Higher Expansion, Representation Stability and Minimal Submanifolds

Abstract:

A set of Riemannian manifolds is a \(k\)-expander family if their \(k\)-waists are bounded below by a positive multiple of their volume, i.e. any map to \(k\)-dimensional space has a fiber of volume comparable to the ambient space. Constructing bounded-geometry examples for \(k > 1\) was a difficult problem posed by Gromov, with the first solutions coming from cosystolic expander CW-complexes - complexes satisfying a system of isoperimetric inequalities in mod 2 cohomology. It has been recently observed that non-abelian generalizations of cosystolic expansion can be used to prove representation stability, where approximate homomorphisms between groups are shown to be close to true ones.
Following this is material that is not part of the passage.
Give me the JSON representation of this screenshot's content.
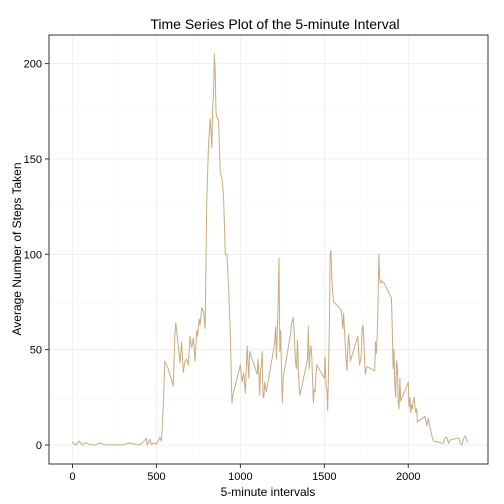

In my talk, I will present a different approach to (non-abelian) higher expansion using minimal submanifolds and the geometry of locally symmetric spaces. Based on a joint work with Ben Lowe.

October 24, 2025

Limit Measures for Topologically and Geometrically Random Surfaces

Abstract:

An immersed surface \(S\) in a Riemannian manifold \(M\) induces a probability measure on the space \(G_2(M)\) of two-planes in the tangent bundle of \(M\). If \(M\) is a hyperbolic 3-manifold and \(S_n\) is a sequence of surfaces with principal curvatures going to zero, then any weak* limit of their induced measures is a convex combination of the Liouville (equidistributed) measure on \(G_2(M)\), and measures that come from immersed totally geodesic surfaces in \(M\). We consider two ways of generating a “random” nearly geodesic surface in \(M\), one by bounding the genus, and the other by bounding the area. We show that limits of the measures in the former case must come exclusively from the totally geodesic surfaces (if there are any in \(M\)), while limits in the latter case must have some portion that is equidistributed.

This is joint work with V. Markovic and I. Smilga.